3名被告梁盛志(46歲)、蘇嘉瑋(34歲)及鄧旭波(48歲)一如以往,昨獲過百名親友及同僚到庭支持,法庭內通道亦站滿人。早前曾指3人使用過分暴力的暫委法官練錦鴻昨指當日事主手上並無武器,又不能逃走,其中一被告更手持胡椒噴霧,難以想像3人僅為制服事主,卻需將對方毆至重傷。練官相信,事主必帶着極大痛楚下死亡,絕不能忽視其痛苦。

練官續指案件已嚴重影響懲教署的聲譽,對署方造成長期損害,並削弱其道德權力及良好管治,希望今次僅為單一事件。他又說,懲教署賦予3被告權力,他們必須謹慎及小心使用,且懲教院所屬密封空間,公眾難以監管,需依賴懲教員良好的意識;惟3名被告身為懲教員,竟濫用其職權及社會的信任,是本案最嚴重之處,若不加以懲罰,將削弱社會對刑事司法的信心。

法官表示,考慮3人並非完全邪惡,今次定罪亦令3人失去努力多年的工作、退休金及其應得酬勞,加上他們對社會貢獻甚多,終判3人各監禁1年4個月。

【案件編號﹕DCCC280/12】 (21/9/2012 明報)

3名懲教署職員沒有被控謀殺已屬幸運,判監也算輕手。有到庭聽審的懲教署職員表示,對於怎樣才算使用過分武力,認為難以界定。事實上不論使用甚麼指引,都不能夠對每一種情況定出仔細原則,大原則是在當時的情況下,使用合理的武力。以香港的整體情況而言,尚算不錯。我這樣講,很多人會不同意,會舉警方使用胡椒噴霧對付示威者及以武力方法驅散或抬走示威者為例,提出反駁。使用武力怎樣才算合理,沒有絕對準則。如果要制服囚犯,把他毆至遍體鱗傷而死,怎樣講都不是合理武力。

如果你不同意我對香港執法人員評價的講法,讓我們看以人權立國的老大哥----美國的案例來比較一下。下面一則新聞摘自Seattle Weekly去年的報導,今年5月29日美國聯邦最高法院駁回Malaika Brooks的上訴。從案情而言,發生在大陸的話,我一點也不驚訝。美國嘛,也司空見慣。如果在香港的話,黑衫示威圍了警察總部。用下面這件案作為比較,香港不算差罷?


Malaika Brooks Case: Pregnant Woman Tasered by Seattle Police Can't Sue Them, Court Rules

Categories: City of Seattle
copswild.jpg
Malaika Brooks, the pregnant woman Tasered by Seattle police during a 2004 traffic stop, finally won her battle after seven years but may have lost the war, at least in federal court.
A U.S. appeals court in San Francisco yesterday ruled that the Seattle woman was the victim of excessive force when Seattle police Tasered the then-seven-months-pregnant Brooks with a stun gun three times. But the court also said the three officers involved cannot be sued by Brooks in U.S. court. They have qualified immunity from any legal action because laws regarding stun-gun use were unclear at the time of the incident.

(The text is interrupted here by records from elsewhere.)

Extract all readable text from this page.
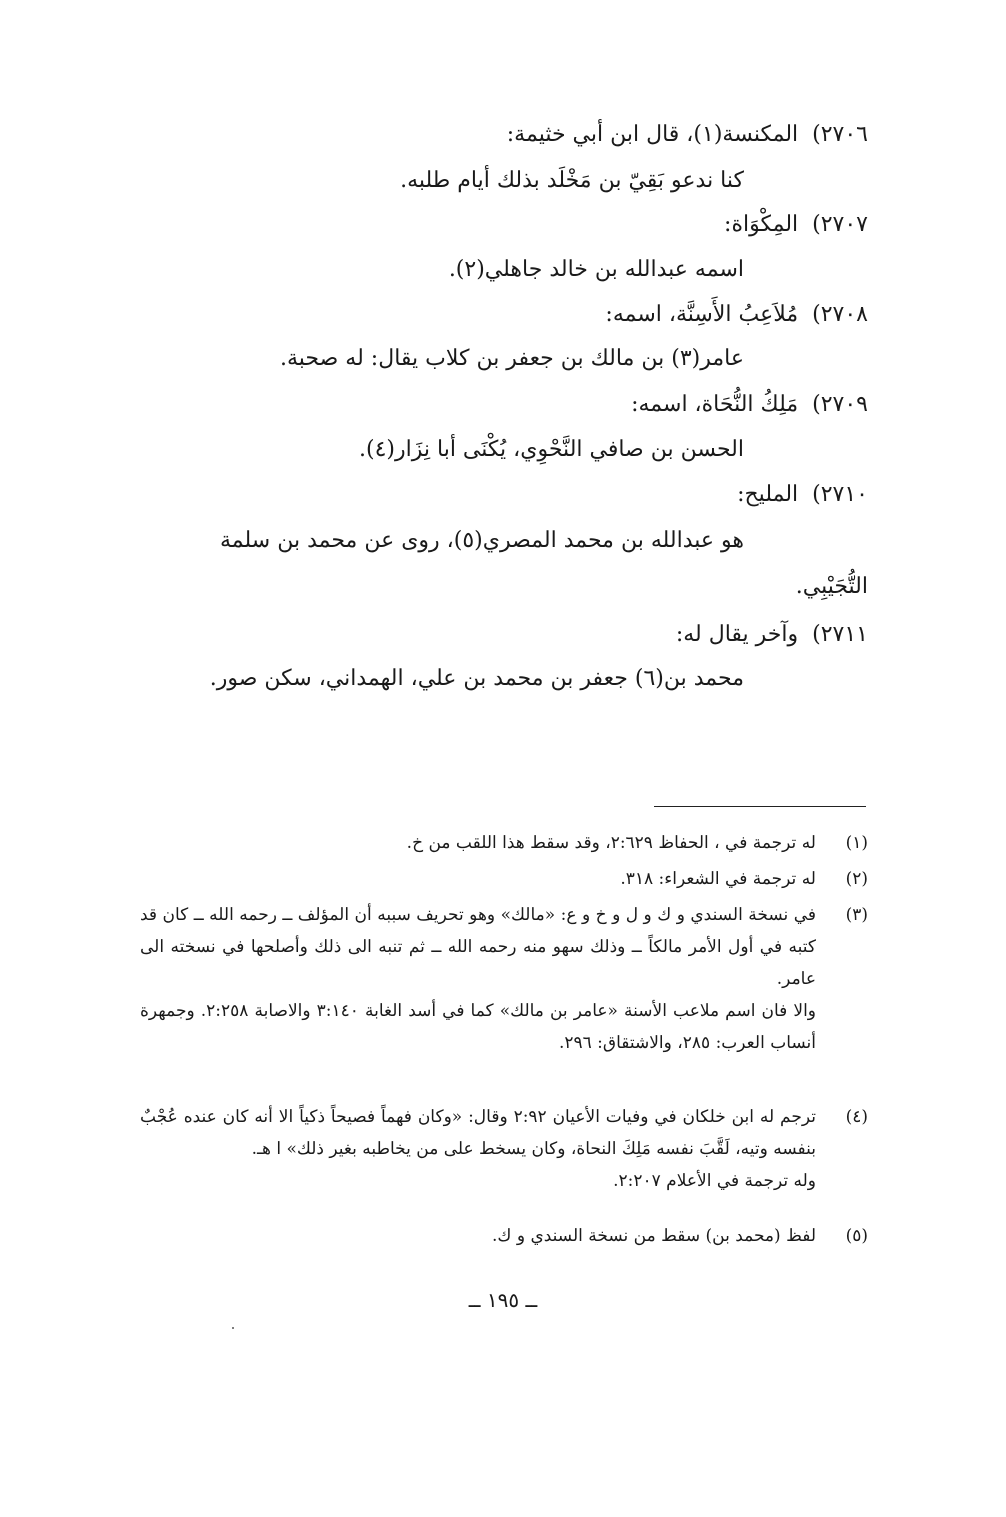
٢٧٠٦)المكنسة(١)، قال ابن أبي خثيمة:
كنا ندعو بَقِيّ بن مَخْلَد بذلك أيام طلبه.
٢٧٠٧)المِكْوَاة:
اسمه عبدالله بن خالد جاهلي(٢).
٢٧٠٨)مُلاَعِبُ الأَسِنَّة، اسمه:
عامر(٣) بن مالك بن جعفر بن كلاب يقال: له صحبة.
٢٧٠٩)مَلِكُ النُّحَاة، اسمه:
الحسن بن صافي النَّحْوِي، يُكْنَى أبا نِزَار(٤).
٢٧١٠)المليح:
هو عبدالله بن محمد المصري(٥)، روى عن محمد بن سلمة
التُّجَيْبِي.
٢٧١١)وآخر يقال له:
محمد بن(٦) جعفر بن محمد بن علي، الهمداني، سكن صور.
(١)

له ترجمة في ، الحفاظ ٢:٦٢٩، وقد سقط هذا اللقب من خ.

(٢)

له ترجمة في الشعراء: ٣١٨.

(٣)

في نسخة السندي و ك و ل و خ و ع: «مالك» وهو تحريف سببه أن المؤلف ــ رحمه الله ــ كان قد كتبه في أول الأمر مالكاً ــ وذلك سهو منه رحمه الله ــ ثم تنبه الى ذلك وأصلحها في نسخته الى عامر.

والا فان اسم ملاعب الأسنة «عامر بن مالك» كما في أسد الغابة ٣:١٤٠ والاصابة ٢:٢٥٨. وجمهرة أنساب العرب: ٢٨٥، والاشتقاق: ٢٩٦.

(٤)

ترجم له ابن خلكان في وفيات الأعيان ٢:٩٢ وقال: «وكان فهماً فصيحاً ذكياً الا أنه كان عنده عُجْبٌ بنفسه وتيه، لَقَّبَ نفسه مَلِكَ النحاة، وكان يسخط على من يخاطبه بغير ذلك» ا هـ.

وله ترجمة في الأعلام ٢:٢٠٧.

(٥)

لفظ (محمد بن) سقط من نسخة السندي و ك.

ــ ١٩٥ ــ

"It's a terrible ruling," says Brooks' Seattle attorney Eric Zubel. He still hadn't been able to reach Brooks late yesterday to ask whether she wanted to continue the lawsuit, but there's a chance she could. "At least the appeals court agreed the police were clearly out of line by Tazing her," Zubel says. "We could still pursue a civil assault-and-battery claim in the state courts if she so chooses."
The case was detailed in a Seattle Weekly cover story earlier this year. Brooks was driving her 12-year-old son Jahrod to the African American Academy on Beacon Hill when an officer pulled her over for doing 32 in a 20-mph school zone.
Brooks, then 34, denied the violation and refused to sign the traffic citation, mistakenly thinking it was an admission of guilt. The officer threatened to arrest her for failing to sign the ticket. Brooks again refused but said she'd "accept" the ticket.
Two other officers arrived and Brooks was asked to step from the car (her son had already gone on to school). She refused, and an officer displayed a Taser stun gun and asked if she knew what it could do to her. Brooks told the officers she was pregnant.
"How pregnant?" one asked. Her baby was due in two months, she said. She again refused to step out.
After a discussion among the officers, one opened the driver's door, reached in and grabbed Brooks by the left arm as another cop put the device to Brooks' thigh in touch-stun mode and shocked her with 50,000 volts. She began honking her horn, screaming for help as she resisted.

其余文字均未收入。